The following is a reflection by UG2MSG Co-Director, Riley Halliday, on Sydney Nicole Sweeney’s Vibe Cheque: Contemplations on Class, Creativity & Power in Music available for purchase on a sliding scale of $22-$32.
Money doesn’t come without death.
Within a capitalist system we sacrifice pieces of ourselves in order to make a living. We sell our ideas, our life lessons, our knowledge and our literal possessions. Nowhere is this more evident than within the art and music industries, where profit exists at the intersection of originality and manufactured, capitalistic digestibility. So, when experienced organizer, music journalist, and artist, Sydney Nicole Sweeney published her first anti-establishment-in-the-music-industry handbook we had to cover it.
Vibe Cheque: Contemplations on Class, Creativity & Power in Music, encourages death – the death of your understanding of capitalism, our collective willingness to be greedy to survive, and most importantly the death of hyper-individualism. It’s a work of art, a guidebook. A reminder that without community we are nothing. Quite literally it is a work of art with full color cover pages designed by Elana Schlenker. I texted Sydney when I got the book about how soft the pages are, I’ve never felt a book this nice! Broken into snappy essays, this 94-page mind expanding, music loving, middle-man hating manifesto will leave you understanding there’s nothing fundamentally wrong with you and you’re certainly working “hard enough”. This is a crucial takeaway from the book. Early into the text Sydney reflects on the times she’s reminded her boyfriend, producer Jaye Locke, he “can’t mistake aptitude for access” (“Exploiting my Boyfriend for Science” pgs.) and neither should you.
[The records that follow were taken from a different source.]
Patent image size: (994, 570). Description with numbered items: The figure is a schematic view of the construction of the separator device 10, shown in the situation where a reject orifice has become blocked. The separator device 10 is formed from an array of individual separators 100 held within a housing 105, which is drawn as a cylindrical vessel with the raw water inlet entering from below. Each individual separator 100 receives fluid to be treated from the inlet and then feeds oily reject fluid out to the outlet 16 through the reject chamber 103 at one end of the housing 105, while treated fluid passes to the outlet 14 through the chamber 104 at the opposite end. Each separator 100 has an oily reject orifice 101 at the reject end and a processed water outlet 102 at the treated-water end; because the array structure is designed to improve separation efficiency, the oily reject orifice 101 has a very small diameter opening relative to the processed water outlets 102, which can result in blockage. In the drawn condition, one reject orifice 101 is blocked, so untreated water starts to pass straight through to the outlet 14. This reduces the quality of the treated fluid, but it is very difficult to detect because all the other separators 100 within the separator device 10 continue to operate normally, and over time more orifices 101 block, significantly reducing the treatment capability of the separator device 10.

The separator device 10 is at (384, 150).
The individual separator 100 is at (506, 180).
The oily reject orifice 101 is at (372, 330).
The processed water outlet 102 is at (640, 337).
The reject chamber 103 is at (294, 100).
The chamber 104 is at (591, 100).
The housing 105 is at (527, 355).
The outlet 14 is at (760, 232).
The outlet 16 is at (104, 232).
Throughout, and particularly in part IV, “On Change”, Vibe Cheque encourages every reader to be honest regarding privileges as an artist. The more honest we are, the less our colleagues, comrades, and collaborators feel alone or lost in their own journeys. How awful to compare yourself to someone who has ins in the industry, who had an abundance of time and money to explore themselves and their creations. Sometimes people are partially honest, framing their life as the ultimate struggle while leaving out facts like they married rich or inherited wealth from an estranged aunt, etc. People who are good at marketing do this quite often. I think some do this because it’ll save their own ass in the category of respect, making them look like they worked harder than they did. More so it’s a reflection of the downsides of individualism, maybe they do truly think they’ve had it the worst because they have nothing else to base their reality on. The harm caused by dishonesty or lack of collective awareness is measurable by the massive wealth inequalities between slashies, a keyword introduced to us in the first page, (noun. informal. a person who gains income from more than one occupation.) vs the CEO. Someone with big pockets and poor intentions is looking at you and your art with dollar signs in their eyes. Ultimately when you see individuals as profit, you also see individual creativity as worthless and replicable, disqualifying one’s lifetime of artistic knowledge in exchange for an extra vacation home or whatever rich people buy. Only collectively we can change this.
Fear keeps many silent. It really keeps us as easy individual targets. It’s tiring, as Sydney mentions in the essay “Selling Out” (Part II, pgs. 34-38) to see wealthy individuals like Taylor Swift take to her soap box and complain about personal qualms with the music industry when she herself has the power and money to change it from the inside out. But even Swift wouldn’t have to do this alone, on top of her money and power she’s also connected to others with similar access. Individual complaints don’t lead to collective solutions. We, the slashies, the working-class artists, cannot fight these people alone, only together we can.
If you’re looking to be reborn in a world that accounts for the collective art community’s differing privileges while evenly distributing them, Vibe Cheque will give you the key to access it. Make sure, in the spirit of gatebreaking (referenced in the essay “On Change”, part III pgs. 57-58) you leave the door unlocked.